Il capo dello Stato ha ringraziato i medici
Incontrando i medici dell’Ospedale Niguarda di Milano che curano i ragazzi feriti nella tragedia di Crans Montana, il capo dello Stato li ha ringraziati, «Ringrazio voi per ciò che fate abitualmente e per ciò che avete fatto e state facendo in questa circostanza», ha affermato il presidente della Repubblica, Il Capo dello Stato, nel capoluogo lombardo per gli eventi legati alle Olimpiadi di Milano-Cortina, oltre ai medici ha incontrato i familiari dei ragazzi. Dopo l’incontro con i genitori e i medici, il presidente ha fatto breve giro nel reparto.

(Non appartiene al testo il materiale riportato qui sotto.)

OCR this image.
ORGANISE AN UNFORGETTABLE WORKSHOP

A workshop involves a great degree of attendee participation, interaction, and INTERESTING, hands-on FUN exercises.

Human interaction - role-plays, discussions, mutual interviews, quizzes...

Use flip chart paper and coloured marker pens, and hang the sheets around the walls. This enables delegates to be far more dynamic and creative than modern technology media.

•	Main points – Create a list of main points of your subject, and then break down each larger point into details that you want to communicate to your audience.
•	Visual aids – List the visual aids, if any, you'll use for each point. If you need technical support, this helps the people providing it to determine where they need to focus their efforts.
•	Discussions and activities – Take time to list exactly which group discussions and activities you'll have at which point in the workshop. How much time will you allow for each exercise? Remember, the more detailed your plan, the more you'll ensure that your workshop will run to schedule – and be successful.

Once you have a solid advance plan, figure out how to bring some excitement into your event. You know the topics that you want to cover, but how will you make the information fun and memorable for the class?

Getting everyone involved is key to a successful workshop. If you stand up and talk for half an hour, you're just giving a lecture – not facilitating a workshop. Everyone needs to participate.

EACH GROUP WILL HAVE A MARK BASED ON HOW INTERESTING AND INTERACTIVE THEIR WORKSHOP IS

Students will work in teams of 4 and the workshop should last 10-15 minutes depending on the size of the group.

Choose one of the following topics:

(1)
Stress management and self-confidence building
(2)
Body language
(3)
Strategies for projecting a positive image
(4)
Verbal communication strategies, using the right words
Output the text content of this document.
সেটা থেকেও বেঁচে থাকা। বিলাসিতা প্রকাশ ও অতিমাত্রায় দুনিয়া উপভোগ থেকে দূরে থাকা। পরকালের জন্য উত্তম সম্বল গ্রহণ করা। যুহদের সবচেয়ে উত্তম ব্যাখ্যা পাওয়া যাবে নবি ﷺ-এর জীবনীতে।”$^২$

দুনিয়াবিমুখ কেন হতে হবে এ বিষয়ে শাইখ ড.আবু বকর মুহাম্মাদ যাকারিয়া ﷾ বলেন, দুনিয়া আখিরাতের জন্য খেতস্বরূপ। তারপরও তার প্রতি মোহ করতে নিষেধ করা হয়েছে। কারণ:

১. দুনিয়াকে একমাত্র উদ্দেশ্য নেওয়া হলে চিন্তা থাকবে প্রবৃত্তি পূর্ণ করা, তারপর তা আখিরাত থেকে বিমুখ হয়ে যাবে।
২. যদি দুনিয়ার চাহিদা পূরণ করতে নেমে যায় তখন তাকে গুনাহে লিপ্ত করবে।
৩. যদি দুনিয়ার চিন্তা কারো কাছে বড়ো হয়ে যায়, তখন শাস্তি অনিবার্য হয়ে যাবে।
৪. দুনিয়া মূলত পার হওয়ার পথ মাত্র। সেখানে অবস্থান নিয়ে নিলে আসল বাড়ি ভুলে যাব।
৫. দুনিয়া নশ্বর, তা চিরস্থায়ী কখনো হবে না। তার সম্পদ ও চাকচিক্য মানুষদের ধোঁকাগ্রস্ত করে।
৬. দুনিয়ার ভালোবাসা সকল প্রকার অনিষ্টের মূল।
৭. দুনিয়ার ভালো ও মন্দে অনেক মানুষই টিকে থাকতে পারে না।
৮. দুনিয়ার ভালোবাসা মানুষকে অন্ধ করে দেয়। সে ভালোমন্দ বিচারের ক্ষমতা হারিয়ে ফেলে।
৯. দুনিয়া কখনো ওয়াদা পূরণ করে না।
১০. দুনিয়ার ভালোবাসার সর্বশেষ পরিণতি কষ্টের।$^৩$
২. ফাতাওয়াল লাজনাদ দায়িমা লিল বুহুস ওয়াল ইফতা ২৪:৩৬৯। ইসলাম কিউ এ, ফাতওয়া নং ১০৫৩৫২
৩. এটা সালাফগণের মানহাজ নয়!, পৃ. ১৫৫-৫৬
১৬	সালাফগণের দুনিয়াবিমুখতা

Commossi i genitori dei giovani in cura al Niguarda
«È stata una sorpresa e una gioia per i genitori che erano ovviamente felicissimi ed è stato molto emozionante e commovente», ha detto Guido Bertolaso, assessore al Welfare di Regione Lombardia, in merito alla visita del Presidente della Repubblica ai ragazzi ricoverati al Niguarda. Bertolaso ha riferito che i genitori «sono rimasti molto colpiti e toccati dalle sue parole e dalla visita che si è prolungata parecchio – ha affermato – il presidente ha voluto anche incontrare alcuni ragazzi del centro ustioni, quelli che potevano incontrarlo e si è informato in dettaglio sulla situazione degli altri». Il decorso dei ragazzi, ha aggiunto Bertolaso, «sta andando bene».
Salito a 41 il bilancio delle vittime
Intanto è purtroppo salito a 41 vittime il bilancio della strage di Crans-Montana. Una tragedia che ha fatto registrare l’ennesima vittima: un diciottenne svizzero che era ricoverato, in condizioni disperate, nell’ospedale di Zurigo. La conferma del decesso è arrivata con una nota del Canton Vallese, Beatrice Pilloud in cui si spiega che la morte del ragazzo risale a sabato.
Accelerazione nella collaborazione Italia-Svizzera
Intanto sul fronte delle indagini le prossime saranno cruciali: si attende una decisa accelerazione nella collaborazione giudiziaria tra la Svizzera e l’Italia. Entro la prima metà di febbraio dovrebbe avvenire l’incontro tra i magistrati elvetici e quelli della Procura di Roma che sulla vicenda ha aperto un fascicolo in cui si procede anche per il reato di disastro colposo. La Procura vallesana ha dato un sostanziale via libera all’assistenza giudiziaria dando seguito alla rogatoria che i pm di piazzale Clodio avevano trasmesso intorno al 10 gennaio. Nell’atto gli inquirenti romani chiedono di potere avere tutta l’attività istruttoria svolta dagli omologhi elvetici. Non solo i verbali degli interrogatori degli indagati e dei testimoni ma anche la documentazione sulle autorizzazioni ricevute dal comune e tutti gli atti relativi al mancato rispetto della normativa sulla sicurezza.